The rest was blackest undulating void, not even the twinkling burst
of a distant nova marred its shiny surface, and I wondered
if this is what eternity looks like.
When the waves of dawn broke against the hallucinatory shore,
and brother night ebbed into his fold, and sister sun poured out
into the world, my salt-stung eyes beheld your sacred art of getting
up and worshipping the dawn – that moment when the sun and moon
occupy the same sky, afloat with astral wonder.
By the time I rose, you had showered, shaved, and brewed
your thick black coffee to await the others still sleepily adrift
in other skies and other seas. You lay crackers on the table, fancies
to keep our children and the presents at bay for another hour,
as we laughed and talked within a sea of rainbow crowns.
We could not have guessed that later that year, the comet having passed
us by, we would set our parents adrift on ice floes of memory
in a sea of stars, as we took their places on the forward lines to face
the cosmos in our turn, plunging into that sparkling sea of mortal change.
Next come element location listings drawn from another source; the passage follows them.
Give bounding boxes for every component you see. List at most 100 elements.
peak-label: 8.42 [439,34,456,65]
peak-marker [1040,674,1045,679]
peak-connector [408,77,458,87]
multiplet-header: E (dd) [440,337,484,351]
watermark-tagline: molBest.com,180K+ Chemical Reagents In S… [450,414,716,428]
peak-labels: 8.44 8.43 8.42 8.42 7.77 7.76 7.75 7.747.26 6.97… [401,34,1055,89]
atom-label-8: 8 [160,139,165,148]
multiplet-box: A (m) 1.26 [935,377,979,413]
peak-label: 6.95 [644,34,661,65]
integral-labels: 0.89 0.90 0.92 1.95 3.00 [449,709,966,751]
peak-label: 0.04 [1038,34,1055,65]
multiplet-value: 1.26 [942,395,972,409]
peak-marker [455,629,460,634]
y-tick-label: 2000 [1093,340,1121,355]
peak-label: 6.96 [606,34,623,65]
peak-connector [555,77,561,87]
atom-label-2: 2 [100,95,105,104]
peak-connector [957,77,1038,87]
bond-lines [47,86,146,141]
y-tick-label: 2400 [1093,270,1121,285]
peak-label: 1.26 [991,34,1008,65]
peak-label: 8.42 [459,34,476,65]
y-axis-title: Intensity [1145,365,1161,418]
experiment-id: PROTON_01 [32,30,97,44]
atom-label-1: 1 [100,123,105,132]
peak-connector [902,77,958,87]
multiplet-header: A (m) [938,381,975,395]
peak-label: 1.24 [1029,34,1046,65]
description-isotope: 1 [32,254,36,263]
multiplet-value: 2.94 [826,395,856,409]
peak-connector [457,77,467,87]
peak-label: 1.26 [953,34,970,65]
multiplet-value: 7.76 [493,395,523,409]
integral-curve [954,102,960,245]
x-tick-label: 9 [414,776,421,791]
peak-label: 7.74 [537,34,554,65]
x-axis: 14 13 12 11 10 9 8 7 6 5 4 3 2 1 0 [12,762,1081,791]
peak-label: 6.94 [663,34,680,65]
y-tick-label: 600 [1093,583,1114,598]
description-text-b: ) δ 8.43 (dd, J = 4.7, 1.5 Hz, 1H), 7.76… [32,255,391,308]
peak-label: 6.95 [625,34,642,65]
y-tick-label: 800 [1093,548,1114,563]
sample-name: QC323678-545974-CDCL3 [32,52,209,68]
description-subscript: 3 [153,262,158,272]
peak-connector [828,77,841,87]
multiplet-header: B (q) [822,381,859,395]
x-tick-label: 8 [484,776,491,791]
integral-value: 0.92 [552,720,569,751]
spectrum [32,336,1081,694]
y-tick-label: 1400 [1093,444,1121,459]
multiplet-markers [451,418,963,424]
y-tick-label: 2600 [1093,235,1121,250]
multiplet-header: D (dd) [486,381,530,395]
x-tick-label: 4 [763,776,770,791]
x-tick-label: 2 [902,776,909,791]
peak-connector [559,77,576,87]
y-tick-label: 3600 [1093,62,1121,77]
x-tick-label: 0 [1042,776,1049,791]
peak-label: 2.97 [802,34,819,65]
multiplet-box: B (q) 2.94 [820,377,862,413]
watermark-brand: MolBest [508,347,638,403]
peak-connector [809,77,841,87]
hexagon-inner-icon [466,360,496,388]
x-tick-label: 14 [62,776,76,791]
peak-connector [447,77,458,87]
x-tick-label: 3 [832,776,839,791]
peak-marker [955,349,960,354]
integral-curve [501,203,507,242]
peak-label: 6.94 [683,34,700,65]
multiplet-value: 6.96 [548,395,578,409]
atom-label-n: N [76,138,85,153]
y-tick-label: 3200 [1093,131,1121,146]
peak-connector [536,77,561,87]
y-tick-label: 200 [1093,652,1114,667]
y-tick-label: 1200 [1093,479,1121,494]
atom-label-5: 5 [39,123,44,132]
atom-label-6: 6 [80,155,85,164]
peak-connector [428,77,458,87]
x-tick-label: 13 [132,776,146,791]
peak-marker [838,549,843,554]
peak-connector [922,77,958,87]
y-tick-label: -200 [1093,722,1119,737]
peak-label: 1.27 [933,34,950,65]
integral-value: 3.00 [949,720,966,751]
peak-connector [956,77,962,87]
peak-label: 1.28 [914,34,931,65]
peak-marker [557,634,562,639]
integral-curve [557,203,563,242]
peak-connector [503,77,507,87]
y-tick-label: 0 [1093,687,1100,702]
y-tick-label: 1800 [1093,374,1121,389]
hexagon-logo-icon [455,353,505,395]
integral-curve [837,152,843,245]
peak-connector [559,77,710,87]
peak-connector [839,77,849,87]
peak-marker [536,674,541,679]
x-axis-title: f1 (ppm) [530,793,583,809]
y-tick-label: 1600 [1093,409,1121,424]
There will be no Christmases like that again – no father of yours, no
mother of mine to gather with us at the table, just our nuclear brood.
Yet you, the physicist, tell me that the nucleus is what holds the rest
together.
Susan Love Brown is Professor Emerita in the Anthropology Department at Florida Atlantic University. Her poems have appeared in Twelve Mile Review, Lucky Jefferson, Cadence 2022 anthology, and the 87tth Annual Writing Competition Collection of Writer’s Digest. She is currently working on her first poetry chapbook, and she also enjoys writing mystery fiction.